Aston Martin drivers Tony Brooks
Not a household name today, but Tony Brooks remains one of Aston Martin’s most accomplished drivers.
Name a British racing driver from the Fifties and the chances are you’ll answer Sir Stirling Moss. But there was another driver from the same period who was just as talented and who many consider to be the best of them all.
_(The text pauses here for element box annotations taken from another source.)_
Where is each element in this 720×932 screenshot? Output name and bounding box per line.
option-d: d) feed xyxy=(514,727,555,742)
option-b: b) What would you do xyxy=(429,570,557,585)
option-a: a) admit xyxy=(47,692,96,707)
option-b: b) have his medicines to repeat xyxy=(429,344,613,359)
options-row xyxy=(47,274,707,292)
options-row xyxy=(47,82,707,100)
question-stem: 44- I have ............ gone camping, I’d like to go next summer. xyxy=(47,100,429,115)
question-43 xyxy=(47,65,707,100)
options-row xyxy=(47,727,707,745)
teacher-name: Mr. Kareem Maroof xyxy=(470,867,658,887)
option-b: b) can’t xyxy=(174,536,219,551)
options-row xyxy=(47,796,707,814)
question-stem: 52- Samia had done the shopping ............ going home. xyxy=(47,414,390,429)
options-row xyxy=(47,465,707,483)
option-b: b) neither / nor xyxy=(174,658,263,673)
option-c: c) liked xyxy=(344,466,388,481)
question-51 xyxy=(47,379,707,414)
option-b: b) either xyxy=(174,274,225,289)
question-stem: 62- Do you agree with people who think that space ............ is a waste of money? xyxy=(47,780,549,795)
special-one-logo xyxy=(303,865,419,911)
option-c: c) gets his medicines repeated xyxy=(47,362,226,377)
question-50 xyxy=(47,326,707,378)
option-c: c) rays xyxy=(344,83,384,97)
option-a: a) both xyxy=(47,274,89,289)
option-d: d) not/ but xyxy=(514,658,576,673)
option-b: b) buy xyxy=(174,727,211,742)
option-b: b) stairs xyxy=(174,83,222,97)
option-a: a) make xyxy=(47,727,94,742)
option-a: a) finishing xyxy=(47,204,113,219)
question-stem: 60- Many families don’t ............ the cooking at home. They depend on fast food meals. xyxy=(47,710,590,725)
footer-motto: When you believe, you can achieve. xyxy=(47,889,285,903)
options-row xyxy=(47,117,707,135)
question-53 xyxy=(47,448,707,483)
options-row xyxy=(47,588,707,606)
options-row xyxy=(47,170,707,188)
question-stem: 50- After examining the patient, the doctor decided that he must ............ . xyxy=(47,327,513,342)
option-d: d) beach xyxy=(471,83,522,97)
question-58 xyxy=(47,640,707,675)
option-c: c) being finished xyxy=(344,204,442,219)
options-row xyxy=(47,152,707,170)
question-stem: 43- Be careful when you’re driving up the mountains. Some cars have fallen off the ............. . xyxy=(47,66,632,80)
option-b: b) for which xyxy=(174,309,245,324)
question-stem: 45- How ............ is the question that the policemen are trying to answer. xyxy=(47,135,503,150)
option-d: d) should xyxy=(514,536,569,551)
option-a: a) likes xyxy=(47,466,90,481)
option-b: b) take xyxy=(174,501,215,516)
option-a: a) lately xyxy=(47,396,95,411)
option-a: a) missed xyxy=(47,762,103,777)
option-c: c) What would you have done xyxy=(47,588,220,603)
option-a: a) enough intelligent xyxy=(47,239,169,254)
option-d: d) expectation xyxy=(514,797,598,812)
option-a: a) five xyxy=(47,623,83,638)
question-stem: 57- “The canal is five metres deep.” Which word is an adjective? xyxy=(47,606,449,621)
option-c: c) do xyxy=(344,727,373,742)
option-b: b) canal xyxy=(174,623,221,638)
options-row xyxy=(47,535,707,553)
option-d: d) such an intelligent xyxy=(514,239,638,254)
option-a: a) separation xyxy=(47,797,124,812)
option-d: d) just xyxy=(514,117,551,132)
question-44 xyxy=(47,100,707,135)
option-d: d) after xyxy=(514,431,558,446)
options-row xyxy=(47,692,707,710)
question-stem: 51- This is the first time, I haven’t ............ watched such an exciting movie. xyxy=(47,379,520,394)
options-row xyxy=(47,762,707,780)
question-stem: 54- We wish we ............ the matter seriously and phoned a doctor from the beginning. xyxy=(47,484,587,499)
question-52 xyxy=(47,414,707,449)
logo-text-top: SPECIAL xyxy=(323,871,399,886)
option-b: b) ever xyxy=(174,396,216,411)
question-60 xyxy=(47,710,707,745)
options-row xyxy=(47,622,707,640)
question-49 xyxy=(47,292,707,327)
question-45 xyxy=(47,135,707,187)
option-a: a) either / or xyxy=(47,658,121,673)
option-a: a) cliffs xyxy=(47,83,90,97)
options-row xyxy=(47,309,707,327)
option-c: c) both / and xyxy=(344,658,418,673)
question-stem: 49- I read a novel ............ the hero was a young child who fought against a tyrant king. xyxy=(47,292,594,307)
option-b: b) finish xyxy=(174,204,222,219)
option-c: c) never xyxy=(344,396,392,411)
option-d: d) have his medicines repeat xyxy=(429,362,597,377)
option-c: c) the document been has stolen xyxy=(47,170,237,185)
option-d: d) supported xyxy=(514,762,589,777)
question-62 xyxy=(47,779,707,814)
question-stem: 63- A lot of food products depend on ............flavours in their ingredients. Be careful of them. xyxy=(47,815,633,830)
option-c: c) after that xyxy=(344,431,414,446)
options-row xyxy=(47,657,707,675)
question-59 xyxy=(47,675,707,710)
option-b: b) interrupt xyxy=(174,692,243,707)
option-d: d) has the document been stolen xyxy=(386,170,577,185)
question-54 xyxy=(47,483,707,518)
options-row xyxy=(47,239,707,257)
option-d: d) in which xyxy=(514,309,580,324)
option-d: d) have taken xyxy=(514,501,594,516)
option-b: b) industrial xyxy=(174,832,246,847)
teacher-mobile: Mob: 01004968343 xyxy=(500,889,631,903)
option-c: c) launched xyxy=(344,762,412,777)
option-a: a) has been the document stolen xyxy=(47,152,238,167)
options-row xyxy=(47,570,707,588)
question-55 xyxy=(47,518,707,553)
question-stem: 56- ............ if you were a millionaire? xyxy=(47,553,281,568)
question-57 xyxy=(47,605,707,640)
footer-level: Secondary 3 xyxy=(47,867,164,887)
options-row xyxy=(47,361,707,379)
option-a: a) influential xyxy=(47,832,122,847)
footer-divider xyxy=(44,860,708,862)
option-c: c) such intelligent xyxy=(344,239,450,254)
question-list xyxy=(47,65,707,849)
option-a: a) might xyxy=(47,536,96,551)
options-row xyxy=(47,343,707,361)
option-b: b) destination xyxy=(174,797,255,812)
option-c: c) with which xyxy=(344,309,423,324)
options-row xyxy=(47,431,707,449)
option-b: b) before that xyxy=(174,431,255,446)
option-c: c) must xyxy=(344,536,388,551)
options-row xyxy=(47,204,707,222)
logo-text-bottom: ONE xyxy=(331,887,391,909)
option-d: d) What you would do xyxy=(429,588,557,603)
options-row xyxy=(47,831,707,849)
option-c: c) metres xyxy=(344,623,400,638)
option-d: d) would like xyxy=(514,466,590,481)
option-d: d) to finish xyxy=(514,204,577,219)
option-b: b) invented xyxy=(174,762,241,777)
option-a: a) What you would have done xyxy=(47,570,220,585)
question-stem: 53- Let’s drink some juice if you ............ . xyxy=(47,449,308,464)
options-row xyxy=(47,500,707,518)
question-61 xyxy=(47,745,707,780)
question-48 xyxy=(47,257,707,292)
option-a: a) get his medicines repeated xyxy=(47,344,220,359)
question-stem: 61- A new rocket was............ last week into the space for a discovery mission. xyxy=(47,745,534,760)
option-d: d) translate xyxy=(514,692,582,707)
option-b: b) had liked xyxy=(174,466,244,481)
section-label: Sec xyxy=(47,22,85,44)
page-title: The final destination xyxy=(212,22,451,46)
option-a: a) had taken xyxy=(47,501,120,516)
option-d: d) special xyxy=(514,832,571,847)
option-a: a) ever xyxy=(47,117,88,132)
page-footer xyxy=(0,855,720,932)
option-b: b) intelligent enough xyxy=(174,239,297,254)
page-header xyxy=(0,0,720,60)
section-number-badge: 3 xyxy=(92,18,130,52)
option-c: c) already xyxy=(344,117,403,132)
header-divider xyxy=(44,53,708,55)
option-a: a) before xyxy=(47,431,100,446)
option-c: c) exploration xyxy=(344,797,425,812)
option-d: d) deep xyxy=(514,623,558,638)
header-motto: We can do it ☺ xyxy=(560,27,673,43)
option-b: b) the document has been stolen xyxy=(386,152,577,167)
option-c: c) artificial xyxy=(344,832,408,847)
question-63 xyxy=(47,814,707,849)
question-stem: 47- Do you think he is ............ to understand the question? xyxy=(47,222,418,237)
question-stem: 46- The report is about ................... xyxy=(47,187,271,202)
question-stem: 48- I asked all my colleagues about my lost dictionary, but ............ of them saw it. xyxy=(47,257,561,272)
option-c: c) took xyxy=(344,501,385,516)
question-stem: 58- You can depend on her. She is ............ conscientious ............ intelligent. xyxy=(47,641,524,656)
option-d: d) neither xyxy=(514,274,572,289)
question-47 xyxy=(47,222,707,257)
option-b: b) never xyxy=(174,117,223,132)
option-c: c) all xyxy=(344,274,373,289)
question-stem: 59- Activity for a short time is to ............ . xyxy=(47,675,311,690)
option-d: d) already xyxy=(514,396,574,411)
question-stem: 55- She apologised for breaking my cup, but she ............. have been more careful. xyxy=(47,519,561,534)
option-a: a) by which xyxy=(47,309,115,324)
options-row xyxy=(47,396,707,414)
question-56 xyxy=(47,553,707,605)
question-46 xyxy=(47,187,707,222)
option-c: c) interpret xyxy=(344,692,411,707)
Born in Cheshire on 25 February 1932, Charles Anthony Brooks was the son of a dental surgeon and studied the practice himself at Manchester University Dental School. His real passion, though, was motor racing and in 1952 with the support from his father he started competing at club-level, driving the family’s Healey at Silverstone. His best finish being fifth in a five-lap race at Goodwood.
For the following year he swapped over to a faster Frazer Nash owned by a family friend and because he made a good impression over the next two seasons, was invited to drive the factory-entered Frazer Nash Sebring in the 1954 RAC Tourist Trophy at Dundrod, in Co Antrim.
Although Brooks didn’t finish, his potential was evident and only a few weeks later he was asked by Aston Martin’s team manager, John Wyer, to take part in a series of tests at an Oxfordshire airfield, leading the young driver to join the British team from 1955. Brooks made his Aston Martin debut at that year’s Le Mans 24 Hours race, co-driving with John Riseley-Prichard, an insurance broker. While following the Mercedes of Pierre Levegh that crashed into the crowd killing 81 spectators and the driver, Brooks had to brake hard before finding his way through the carnage. He retired after nine hours due to battery failure. Although he’d entered Formula One with BRM in 1956, Brooks stayed with Aston in sports car racing for the next three seasons.
Not always the most successful of partnerships due to the unreliability of the cars, one of Brooks’ greatest successes for the Feltham-based outfit was to win the 1957 Nürburgring 1,000km with Noel Cunningham-Reid in a DBR1. “The race attracted strong entries from both Ferrari and Maserati,” said Cunningham-Reid for Anthony Pritchard’s 2006 book, Aston Martin A Racing History, “but Tony staggered everyone, not just with his speed but the relaxed, comfortable way in which he lapped so fast.”
At Le Mans the same year, Brooks suffered from a terrible accident when the gearbox of his Aston became stuck in fourth and the car overturned onto a sandbank after he entered Tertre Rouge too quickly. “I was lucky in the Le Mans shunt in that I didn’t break anything,” he said years later, “but I did have very severe abrasions – there was a hole in the side of my thigh I could literally have put my fist into.”
Yet just three weeks later he was back in a Vanwall for the British Grand Prix at Aintree. Still suffering from his injuries, the fatigued Brooks handed teammate (Sir) Stirling Moss his car after his had retired. Moss would take the victory (which was jointly awarded to them both), the first time a Britishbuilt car had won a Formula One World Championship race.
Following Moss’s move to Aston Martin in 1957, the pair were teammates in sports car racing and together they won the 1958 RAC Tourist trophy at Goodwood in a DBR1/300 (pictured here with Brooks behind the wheel closely followed by Duncan Hamilton’s Jaguar D-type).
Signing for Ferrari in 1959 when he came close to winning the F1 Championship saw the end of Brooks’ association with Aston, but it was a short-lived transfer and he left the Italian team at the end of the season.
Although he continued in F1 – first with the Yeoman Credit Cooper team and then BRM – by now acutely aware of the sport’s dangers, he lost interest and retired at the end of the 1961 season into relative obscurity.
A man of quiet dignity, despite his six victories in the Formula One World Championship, Brooks never achieved the recognition of his more famous teammate, Sir Stirling Moss, passing away on 3 May 2022, with little acknowledgement or fanfare.
As Moss once said of his friend and former Aston Martin teammate, “Brooks was a tremendous driver, the greatest – if he’ll forgive me saying this – ‘unknown’ racing driver there’s ever been.”